Il momento di svolta fra il tempo della storia e il tempo del racconto è la conversione
dell’Innominato.
Lo spazio della narrazione oscilla tra i due poli del paese e della città; benché inizialmente
sembrino in forte antitesi, anche il paese si rivela man mano predominato dalla violenza e dal male
e non il simbolo di una vita idilliaca e incentrata sull’unità famigliare.
Rimangono comunque delle differenze: nel primo i protagonisti si muovono a proprio agio, nella
seconda si trovano disorientati e qui il tempo scorre in modo più veloce, più tumultuoso. Il
personaggio che si muove tra città e paese è Renzo, mentre lo spazio di Lucia è la casa.
Altro elemento importante è il castello.
Il narratore, i destinatari, l’ideologia
Il narratore si sdoppia nell’Anonimo, autore del manoscritto secentesco che racconta la storia di
Renzo e di Lucia, e il narratore onnisciente che lo trascrive in italiano moderno. Questo secondo ne
sa più del primo, perché può controllare la veridicità dei fatti su altri documenti. Inoltre ha un’autorità
culturale e morale superiore.
Il narratore onnisciente conosce presente, passato e futuro dei suoi personaggi, i loro pensieri
segreti, i loro sogni e incubi, i luoghi in cui abitano o in cui viaggiano. Inoltre aggiunge alla
rappresentazione dei fatti continui giudizi d’ordine morale, politico e religioso, indicando con
precisione puntigliosa, ogni volta, dove stanno il bene e il male.

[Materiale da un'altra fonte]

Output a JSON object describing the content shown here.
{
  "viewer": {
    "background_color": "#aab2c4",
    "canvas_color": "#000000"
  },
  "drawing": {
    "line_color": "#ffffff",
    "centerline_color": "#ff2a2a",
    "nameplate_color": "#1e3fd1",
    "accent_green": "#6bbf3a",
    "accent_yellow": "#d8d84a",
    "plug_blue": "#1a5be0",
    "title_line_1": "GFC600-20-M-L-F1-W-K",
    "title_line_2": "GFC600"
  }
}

Progetto dell’autore di rivolgersi a un pubblico vasto di borghesi e di ceti popolari alfabetizzati.
L’ideologia dell’autore è assai più complessa di quanto possa apparire a una prima lettura del
romanzo. Il matrimonio finalmente realizzato è solo un apparente «lieto fine», perché I Promessi
Sposi sono un romanzo «senza idillio».
Conclusione problematica → vi si ricorda che i guai possono capitare all’improvviso e senza
colpa e che dunque il problema delle disgrazie e del dolore umano resta senza spiegazione sul
piano della storia. L’uomo dotato di fede ritiene indubbiamente che anche la sofferenza sia una
«provida sventura», ma comunque quest’ultima rimane incomprensibile per la ragione umana.
Di fronte al male l’uomo deve comportarsi secondo i criteri della morale cattolica e della ragione
umana. Questi costituiscono gli unici strumenti che possono tenere a bada la spinta disordinata
delle pulsioni e la forza negativa della natura.